Von Lew Kopelew

Es ist gut, daß sie gehen, die letzten russischen Besatzungssoldaten. Es ist gut, daß man sie freundlich verabschiedet, daß die Bundesrepublik ihnen dabei hilft, in Rußland eine menschenwürdige Behausung zu finden.

Das Abschiedszeremoniell könnte wohl bescheidener, ungezwungener sein. Lebt wohl, Kameraden! Laßt es euch gutgehen!... Das wäre ein guter Schlußstrich unter eine schlechte Vegangenheit und ein Auftakt zu einer besseren Zukunft.
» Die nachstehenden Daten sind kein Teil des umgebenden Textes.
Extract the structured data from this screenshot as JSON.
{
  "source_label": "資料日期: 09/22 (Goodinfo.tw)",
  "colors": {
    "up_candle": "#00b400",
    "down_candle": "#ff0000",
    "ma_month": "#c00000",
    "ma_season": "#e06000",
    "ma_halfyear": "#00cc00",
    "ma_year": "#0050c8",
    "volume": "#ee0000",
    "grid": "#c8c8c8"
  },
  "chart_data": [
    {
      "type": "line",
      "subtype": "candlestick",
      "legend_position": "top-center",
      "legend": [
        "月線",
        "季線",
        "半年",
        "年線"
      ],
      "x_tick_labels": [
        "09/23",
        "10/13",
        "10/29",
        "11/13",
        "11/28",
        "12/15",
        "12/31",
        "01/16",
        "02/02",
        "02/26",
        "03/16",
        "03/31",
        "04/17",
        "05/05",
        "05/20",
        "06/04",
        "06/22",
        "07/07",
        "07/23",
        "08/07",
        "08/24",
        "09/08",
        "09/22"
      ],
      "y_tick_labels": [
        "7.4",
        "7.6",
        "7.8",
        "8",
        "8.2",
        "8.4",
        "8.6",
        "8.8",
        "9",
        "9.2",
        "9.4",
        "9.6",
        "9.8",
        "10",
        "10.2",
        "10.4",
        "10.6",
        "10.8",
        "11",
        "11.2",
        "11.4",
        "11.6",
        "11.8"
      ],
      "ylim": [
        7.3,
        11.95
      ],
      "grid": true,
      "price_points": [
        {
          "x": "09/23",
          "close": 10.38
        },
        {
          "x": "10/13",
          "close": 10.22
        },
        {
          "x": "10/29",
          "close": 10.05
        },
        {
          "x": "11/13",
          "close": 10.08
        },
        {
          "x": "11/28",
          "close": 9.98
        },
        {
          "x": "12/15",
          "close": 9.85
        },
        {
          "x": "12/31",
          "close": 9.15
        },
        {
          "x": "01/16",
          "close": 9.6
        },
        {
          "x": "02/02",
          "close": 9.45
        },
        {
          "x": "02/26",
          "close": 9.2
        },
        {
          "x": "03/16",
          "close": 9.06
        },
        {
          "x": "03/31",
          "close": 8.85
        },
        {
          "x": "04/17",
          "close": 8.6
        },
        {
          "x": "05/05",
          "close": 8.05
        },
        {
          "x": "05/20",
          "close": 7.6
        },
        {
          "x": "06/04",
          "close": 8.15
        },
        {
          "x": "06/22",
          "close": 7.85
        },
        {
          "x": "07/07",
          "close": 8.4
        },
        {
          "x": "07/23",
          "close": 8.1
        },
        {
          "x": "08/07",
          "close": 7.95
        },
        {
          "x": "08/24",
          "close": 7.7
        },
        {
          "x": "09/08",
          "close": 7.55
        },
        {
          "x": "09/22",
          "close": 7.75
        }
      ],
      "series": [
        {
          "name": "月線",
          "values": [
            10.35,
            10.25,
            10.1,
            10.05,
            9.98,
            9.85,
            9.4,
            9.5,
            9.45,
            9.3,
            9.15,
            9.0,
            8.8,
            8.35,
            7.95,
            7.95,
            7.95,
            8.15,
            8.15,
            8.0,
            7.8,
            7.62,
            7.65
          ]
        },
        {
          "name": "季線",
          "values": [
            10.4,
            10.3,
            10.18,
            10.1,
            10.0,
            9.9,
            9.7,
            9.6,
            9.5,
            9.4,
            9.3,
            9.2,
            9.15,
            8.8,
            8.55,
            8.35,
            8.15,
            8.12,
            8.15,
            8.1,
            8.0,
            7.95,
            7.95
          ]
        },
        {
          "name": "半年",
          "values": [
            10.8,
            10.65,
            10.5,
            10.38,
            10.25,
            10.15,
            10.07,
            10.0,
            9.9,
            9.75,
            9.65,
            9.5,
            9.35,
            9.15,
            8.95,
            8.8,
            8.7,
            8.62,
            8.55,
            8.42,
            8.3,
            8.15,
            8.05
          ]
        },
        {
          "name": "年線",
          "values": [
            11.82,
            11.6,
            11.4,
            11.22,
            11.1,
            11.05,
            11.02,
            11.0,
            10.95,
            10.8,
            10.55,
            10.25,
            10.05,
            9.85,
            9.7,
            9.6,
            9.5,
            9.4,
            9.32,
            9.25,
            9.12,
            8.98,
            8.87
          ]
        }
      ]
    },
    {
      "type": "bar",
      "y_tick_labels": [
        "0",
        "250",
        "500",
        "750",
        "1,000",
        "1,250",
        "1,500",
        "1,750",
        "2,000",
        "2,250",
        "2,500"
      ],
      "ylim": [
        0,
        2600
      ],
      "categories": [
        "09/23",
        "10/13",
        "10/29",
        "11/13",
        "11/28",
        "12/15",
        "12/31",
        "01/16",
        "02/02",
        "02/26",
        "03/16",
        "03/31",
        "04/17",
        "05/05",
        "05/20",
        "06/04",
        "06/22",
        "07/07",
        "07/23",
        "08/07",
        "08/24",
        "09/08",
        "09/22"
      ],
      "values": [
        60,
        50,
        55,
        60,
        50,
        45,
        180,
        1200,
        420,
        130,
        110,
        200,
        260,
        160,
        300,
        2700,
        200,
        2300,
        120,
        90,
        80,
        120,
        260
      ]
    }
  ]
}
Aber die feierlichen Veranstaltungen mit sorgfältig vorbereiteten Reden voll diplomatischer Rhetorik und die martialischen Paradeschauspiele sind zweideutig. Denn die russischen Soldaten erleben eine gesonderte Behandlung, getrennt von den Truppen der Westalliierten, die schon vorher gemeinsam verabschiedet wurden.

Die Enkel der Rotarmisten, die einst Berlin erstürmten – mehr als hunderttausend von ihnen fielen –, durften nicht zusammen mit den Enkeln der einstigen Verbündeten eine Versöhnung mit den Enkeln der ehemaligen Gegner feiern. Sie wurden auch nicht zu den Jubiläumstagen in der Normandie und in Paris eingeladen.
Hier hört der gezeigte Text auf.